Now I don’t wish to be harsh, but anyone who imagines that any of those men is a “doctrinal ideologue” has forfeited his claim to be a credible Vaticanista. And every single one of them was named a cardinal by John Paul II or Benedict XVI. Every. Single. One.
Moreover, Cardinals Danneels, Kasper, Lehmann, and Murphy-O’Connor were among the chief promoters of Cardinal Jorge Mario Bergoglio in the conclave of 2013. After that conclave elected Bergoglio as Pope Francis, the new pontiff immediately named Cardinals Rodríguez Maradiaga, Gracias, and Marx to his Council of Cardinals, a papal kitchen-cabinet for curial reform. Cardinals Braz de Aviz, Calcagno, Coccopalmerio, Hummes, Koch, and Schönborn have played significant roles in the pontificate to date, and Cardinal Tagle is on every Great Mentioner’s list of papabile for the future.
And to repeat, appassionato e fortissimo: each of these men was created cardinal by John Paul II or Benedict XVI.

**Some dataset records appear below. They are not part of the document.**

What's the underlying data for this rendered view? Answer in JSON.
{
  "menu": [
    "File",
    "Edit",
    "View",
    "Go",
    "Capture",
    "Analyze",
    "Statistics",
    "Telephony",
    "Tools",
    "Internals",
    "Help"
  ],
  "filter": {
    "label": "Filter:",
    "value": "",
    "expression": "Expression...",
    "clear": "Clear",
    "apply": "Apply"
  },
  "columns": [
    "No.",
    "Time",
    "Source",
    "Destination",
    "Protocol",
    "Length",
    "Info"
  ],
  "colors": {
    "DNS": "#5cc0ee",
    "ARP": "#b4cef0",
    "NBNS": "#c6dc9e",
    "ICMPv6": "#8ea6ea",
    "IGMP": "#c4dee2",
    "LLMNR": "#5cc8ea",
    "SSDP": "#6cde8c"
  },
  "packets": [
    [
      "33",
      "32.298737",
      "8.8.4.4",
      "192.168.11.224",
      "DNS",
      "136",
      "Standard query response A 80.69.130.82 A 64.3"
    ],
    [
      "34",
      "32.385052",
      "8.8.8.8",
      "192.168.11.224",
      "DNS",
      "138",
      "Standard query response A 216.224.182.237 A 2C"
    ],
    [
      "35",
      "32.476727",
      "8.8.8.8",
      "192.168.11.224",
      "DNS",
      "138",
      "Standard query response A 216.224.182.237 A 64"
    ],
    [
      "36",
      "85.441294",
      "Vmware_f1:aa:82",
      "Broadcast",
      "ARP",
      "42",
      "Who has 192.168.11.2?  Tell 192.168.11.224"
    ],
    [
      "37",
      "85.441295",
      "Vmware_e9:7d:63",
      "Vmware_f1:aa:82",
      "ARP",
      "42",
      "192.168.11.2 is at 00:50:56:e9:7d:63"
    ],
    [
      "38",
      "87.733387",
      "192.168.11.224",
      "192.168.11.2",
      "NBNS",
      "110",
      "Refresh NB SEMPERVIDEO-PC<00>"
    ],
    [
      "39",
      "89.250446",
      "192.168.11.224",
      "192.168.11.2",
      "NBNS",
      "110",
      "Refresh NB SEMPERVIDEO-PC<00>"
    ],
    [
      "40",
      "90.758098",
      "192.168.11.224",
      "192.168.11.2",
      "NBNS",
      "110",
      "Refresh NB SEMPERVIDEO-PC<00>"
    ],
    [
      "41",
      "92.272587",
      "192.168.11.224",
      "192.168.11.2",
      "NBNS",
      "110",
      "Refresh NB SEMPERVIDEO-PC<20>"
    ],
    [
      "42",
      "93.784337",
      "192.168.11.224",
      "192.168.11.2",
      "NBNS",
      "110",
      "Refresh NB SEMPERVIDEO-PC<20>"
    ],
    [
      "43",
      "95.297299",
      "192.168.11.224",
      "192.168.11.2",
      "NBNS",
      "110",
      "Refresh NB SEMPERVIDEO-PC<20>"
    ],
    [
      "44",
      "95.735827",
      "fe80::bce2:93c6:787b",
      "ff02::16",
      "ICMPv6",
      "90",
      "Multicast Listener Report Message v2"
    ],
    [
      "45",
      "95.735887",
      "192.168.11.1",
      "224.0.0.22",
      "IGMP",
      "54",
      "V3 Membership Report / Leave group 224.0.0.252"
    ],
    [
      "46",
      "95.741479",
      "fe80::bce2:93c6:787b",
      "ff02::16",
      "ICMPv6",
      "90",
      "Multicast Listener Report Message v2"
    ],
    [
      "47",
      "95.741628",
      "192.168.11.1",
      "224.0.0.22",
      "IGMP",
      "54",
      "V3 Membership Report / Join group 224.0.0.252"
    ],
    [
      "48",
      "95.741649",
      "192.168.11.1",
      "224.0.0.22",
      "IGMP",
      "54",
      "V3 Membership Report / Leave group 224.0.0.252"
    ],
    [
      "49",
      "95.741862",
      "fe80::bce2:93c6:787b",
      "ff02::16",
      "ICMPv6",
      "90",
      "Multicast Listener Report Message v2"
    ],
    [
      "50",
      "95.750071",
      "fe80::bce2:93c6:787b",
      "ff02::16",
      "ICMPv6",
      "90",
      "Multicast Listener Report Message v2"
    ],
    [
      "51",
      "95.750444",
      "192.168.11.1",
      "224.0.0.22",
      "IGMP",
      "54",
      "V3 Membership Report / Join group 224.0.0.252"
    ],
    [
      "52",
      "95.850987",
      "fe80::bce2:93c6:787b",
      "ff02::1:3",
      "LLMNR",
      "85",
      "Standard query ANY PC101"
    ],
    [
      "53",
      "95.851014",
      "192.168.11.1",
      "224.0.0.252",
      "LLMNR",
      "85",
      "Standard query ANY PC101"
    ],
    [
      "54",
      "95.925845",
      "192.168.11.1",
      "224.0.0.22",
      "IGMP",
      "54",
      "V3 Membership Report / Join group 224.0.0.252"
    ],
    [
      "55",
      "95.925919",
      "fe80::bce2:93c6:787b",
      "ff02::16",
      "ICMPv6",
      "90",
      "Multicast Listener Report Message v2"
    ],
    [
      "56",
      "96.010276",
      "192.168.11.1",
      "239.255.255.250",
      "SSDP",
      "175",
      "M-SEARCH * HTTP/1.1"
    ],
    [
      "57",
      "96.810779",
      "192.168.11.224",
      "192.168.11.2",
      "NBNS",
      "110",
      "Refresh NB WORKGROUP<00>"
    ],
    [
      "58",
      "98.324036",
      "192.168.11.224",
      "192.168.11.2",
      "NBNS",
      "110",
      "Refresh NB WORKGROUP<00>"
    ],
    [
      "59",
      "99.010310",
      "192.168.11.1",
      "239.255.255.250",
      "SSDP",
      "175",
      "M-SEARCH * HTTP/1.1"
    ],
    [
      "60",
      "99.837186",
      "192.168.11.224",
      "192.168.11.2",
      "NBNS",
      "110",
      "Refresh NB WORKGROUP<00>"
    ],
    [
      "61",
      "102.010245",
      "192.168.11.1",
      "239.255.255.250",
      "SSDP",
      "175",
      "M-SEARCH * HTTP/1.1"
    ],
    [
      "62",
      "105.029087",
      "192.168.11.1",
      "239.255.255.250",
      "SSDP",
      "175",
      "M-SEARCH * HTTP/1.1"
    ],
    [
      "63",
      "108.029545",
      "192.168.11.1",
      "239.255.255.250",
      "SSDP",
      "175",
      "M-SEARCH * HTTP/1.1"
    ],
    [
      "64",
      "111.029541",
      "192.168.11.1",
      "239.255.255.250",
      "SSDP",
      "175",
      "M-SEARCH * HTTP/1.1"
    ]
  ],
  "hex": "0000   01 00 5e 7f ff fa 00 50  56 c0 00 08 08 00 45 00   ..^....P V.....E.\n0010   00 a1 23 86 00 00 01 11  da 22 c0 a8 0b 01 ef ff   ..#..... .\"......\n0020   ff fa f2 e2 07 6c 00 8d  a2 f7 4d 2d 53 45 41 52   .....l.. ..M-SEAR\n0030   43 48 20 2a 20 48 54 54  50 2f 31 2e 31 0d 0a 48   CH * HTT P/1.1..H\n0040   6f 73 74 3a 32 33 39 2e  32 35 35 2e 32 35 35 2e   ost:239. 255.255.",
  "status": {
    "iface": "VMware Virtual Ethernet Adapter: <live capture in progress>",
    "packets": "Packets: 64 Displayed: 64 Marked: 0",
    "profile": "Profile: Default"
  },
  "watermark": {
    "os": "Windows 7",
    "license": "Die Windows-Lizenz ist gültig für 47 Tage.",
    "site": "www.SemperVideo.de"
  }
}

Dividing history into two sharply contrasting periods occasionally makes sense. The United States before and after the Civil War comes to mind: Prior to that great cataclysm, people said “the United States are …”; afterwards, the usage became “the United States is.” Japan before and after World War II is another instance where straightforward bifurcation doesn’t involve simplistic periodizing. But such examples are rare. Poland today is living through a period of domestic political contention that seems remarkably similar to that country’s debates about its identity in the 1920s and 1930s. France is to some extent still fighting internal battles that began in 1789. History is far more organic and developmental, and much less linear, than the artificial division of the human story into binary, opposed periods suggests.

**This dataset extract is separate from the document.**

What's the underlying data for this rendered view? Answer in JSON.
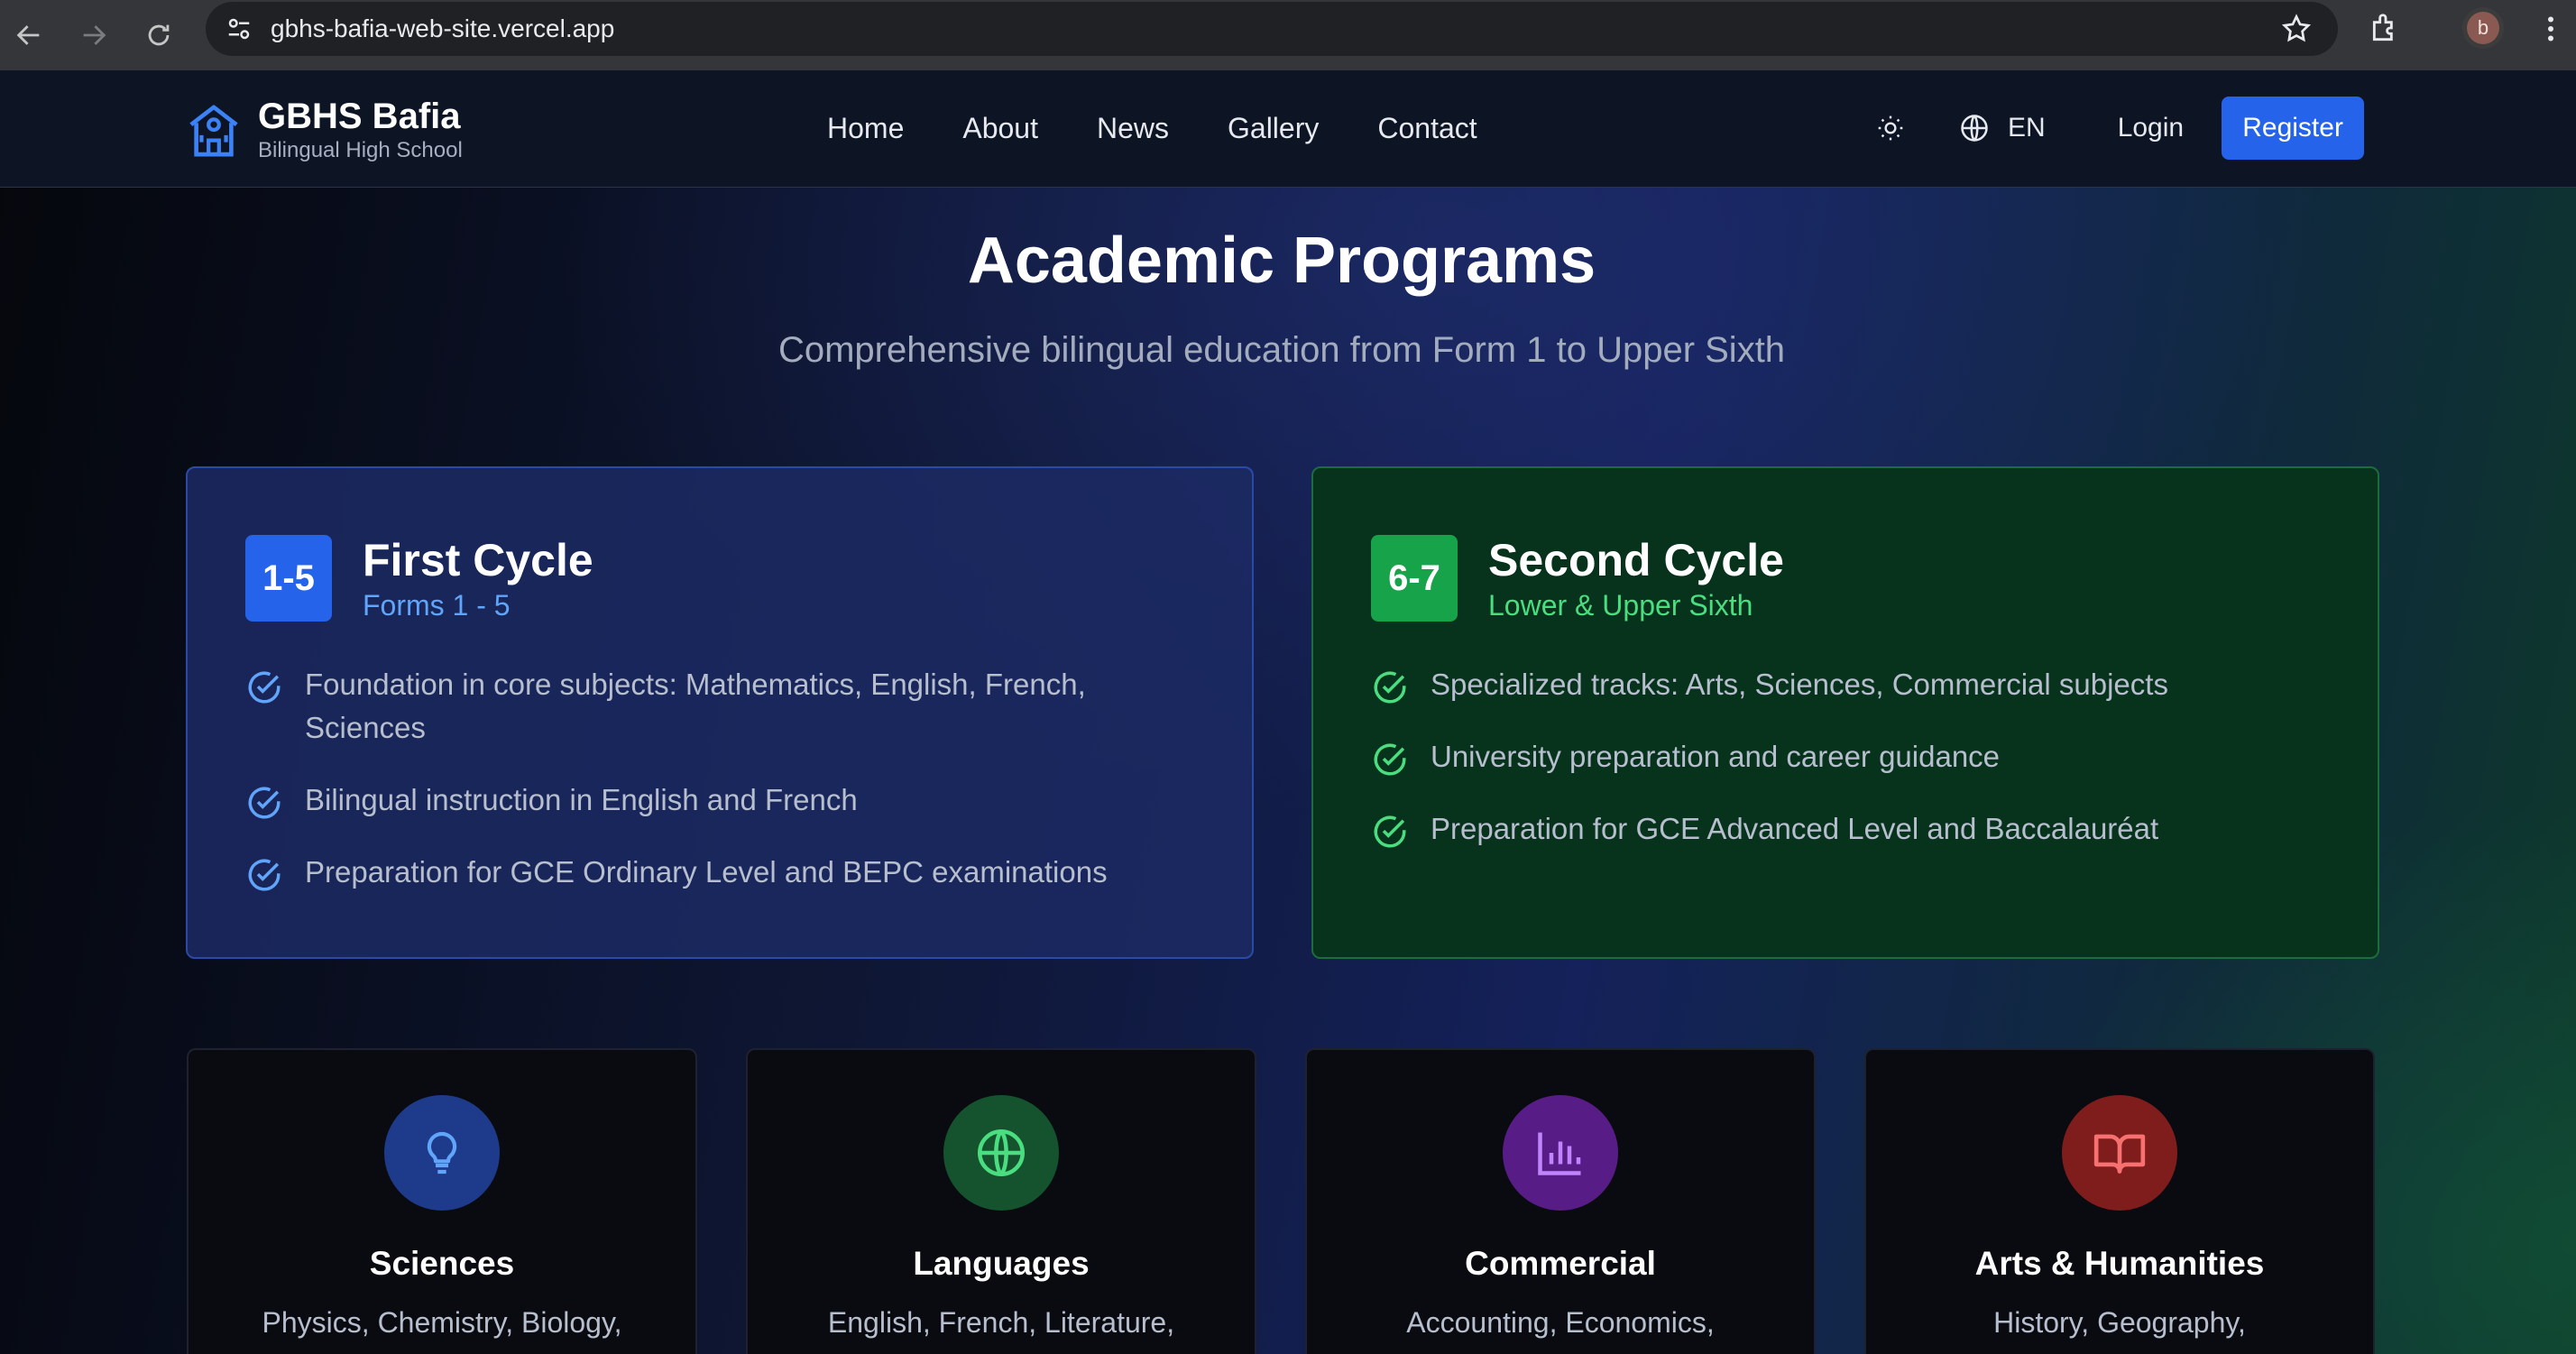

That’s particularly true of the Church. We’ve become far too accustomed to thinking of the Second Vatican Council as a kind of ecclesiastical Grand Canyon separating two utterly different periods of Church history. Yet the second-most cited source in the footnotes of the documents of Vatican II, after the Bible, is the magisterium of Pope Pius XII, whose reforming encyclicals in the mid-1940s accelerated the dynamics that shaped the Council between 1962 and 1965. Indeed, Vatican II is inconceivable without Popes Leo XIII (1878-1903), Pius X (1903-1914), Benedict XV (1914-1922), Pius XI (1922-1939), and Pius XII (1939-1958).

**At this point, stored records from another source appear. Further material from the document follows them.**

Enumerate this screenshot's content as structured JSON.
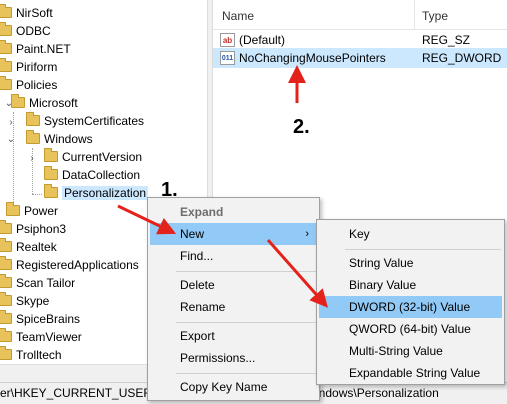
{
  "tree": {
    "items": [
      {
        "label": "NirSoft"
      },
      {
        "label": "ODBC"
      },
      {
        "label": "Paint.NET"
      },
      {
        "label": "Piriform"
      },
      {
        "label": "Policies"
      },
      {
        "label": "Microsoft"
      },
      {
        "label": "SystemCertificates"
      },
      {
        "label": "Windows"
      },
      {
        "label": "CurrentVersion"
      },
      {
        "label": "DataCollection"
      },
      {
        "label": "Personalization"
      },
      {
        "label": "Power"
      },
      {
        "label": "Psiphon3"
      },
      {
        "label": "Realtek"
      },
      {
        "label": "RegisteredApplications"
      },
      {
        "label": "Scan Tailor"
      },
      {
        "label": "Skype"
      },
      {
        "label": "SpiceBrains"
      },
      {
        "label": "TeamViewer"
      },
      {
        "label": "Trolltech"
      }
    ]
  },
  "list": {
    "columns": {
      "name": "Name",
      "type": "Type"
    },
    "rows": [
      {
        "name": "(Default)",
        "type": "REG_SZ",
        "icon": "ab"
      },
      {
        "name": "NoChangingMousePointers",
        "type": "REG_DWORD",
        "icon": "011"
      }
    ]
  },
  "context_menu": {
    "expand": "Expand",
    "new": "New",
    "find": "Find...",
    "delete": "Delete",
    "rename": "Rename",
    "export": "Export",
    "permissions": "Permissions...",
    "copy_key_name": "Copy Key Name"
  },
  "submenu": {
    "key": "Key",
    "string_value": "String Value",
    "binary_value": "Binary Value",
    "dword_value": "DWORD (32-bit) Value",
    "qword_value": "QWORD (64-bit) Value",
    "multi_string_value": "Multi-String Value",
    "expandable_string_value": "Expandable String Value"
  },
  "status_bar": {
    "path_left": "er\\HKEY_CURRENT_USER\\SC",
    "path_right": "indows\\Personalization"
  },
  "annotations": {
    "step1": "1.",
    "step2": "2."
  },
  "colors": {
    "selection": "#cce8ff",
    "menu_highlight": "#91c9f7",
    "arrow": "#e3221c"
  }
}
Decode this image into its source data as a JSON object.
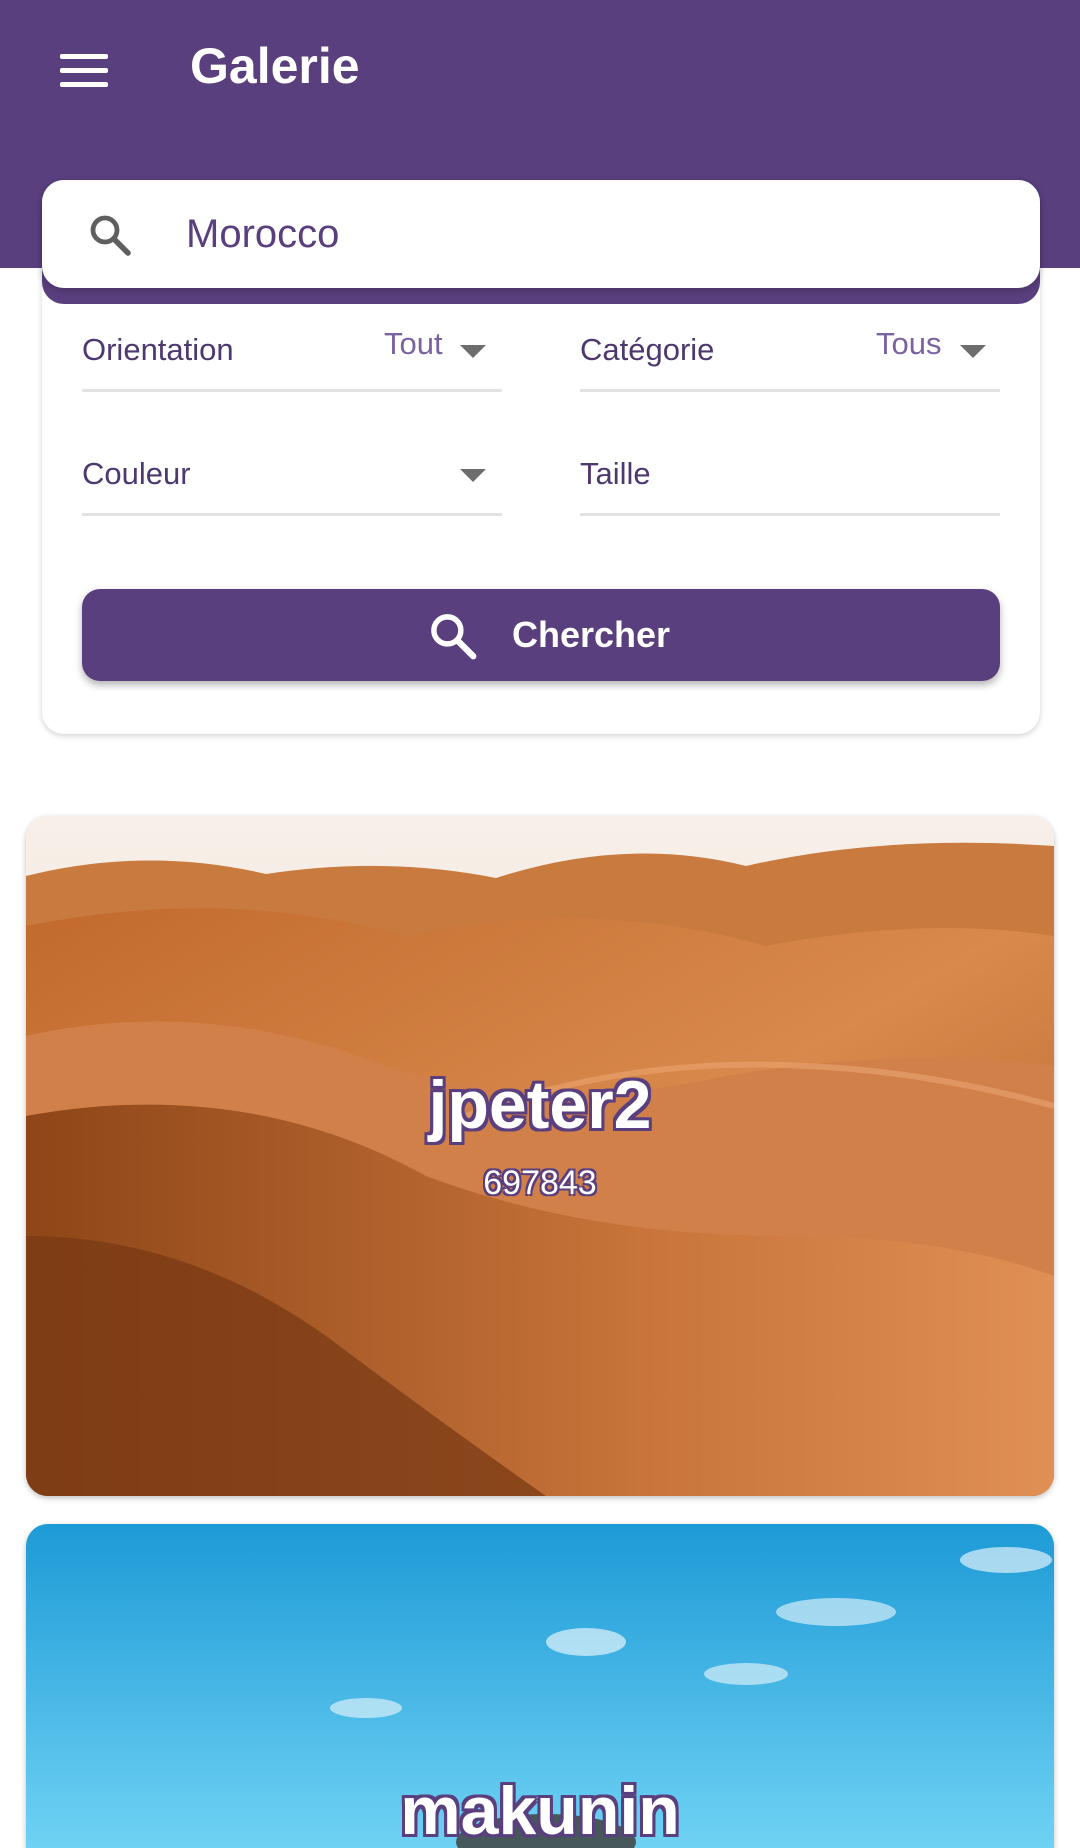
{
  "app": {
    "title": "Galerie"
  },
  "colors": {
    "primary": "#5a3f7e",
    "label": "#4d3870",
    "value": "#7a63a0"
  },
  "search": {
    "value": "Morocco",
    "icon": "search-icon"
  },
  "filters": {
    "orientation": {
      "label": "Orientation",
      "value": "Tout"
    },
    "category": {
      "label": "Catégorie",
      "value": "Tous"
    },
    "color": {
      "label": "Couleur",
      "value": ""
    },
    "size": {
      "label": "Taille",
      "value": ""
    }
  },
  "search_button": {
    "label": "Chercher",
    "icon": "search-icon"
  },
  "results": [
    {
      "user": "jpeter2",
      "id": "697843",
      "scene": "desert-dunes"
    },
    {
      "user": "makunin",
      "id": "",
      "scene": "blue-sky"
    }
  ]
}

Furthermore, the suggestion that the pontificates of John Paul II and Benedict XVI were intellectually sterile is simply ridiculous. These were the years of the Theology of the Body, the great encyclicals Redemptor Hominis, Dives in Misericordia, Veritatis Splendor, Redemptoris Missio, and Centesimus Annus, and the remarkable “September Addresses” of Benedict XVI in Regensburg, New York, London, and Berlin. Between 1978 and 2013, a rich body of papal teaching—intellectually bold and evangelically fertile—was given to the Church.
It does Pope Francis no good service to demean his two predecessors as rigid ideologues. It’s also fake history.
George Weigel is Distinguished Senior Fellow of Washington, D.C.’s Ethics and Public Policy Center, where he holds the William E. Simon Chair in Catholic Studies.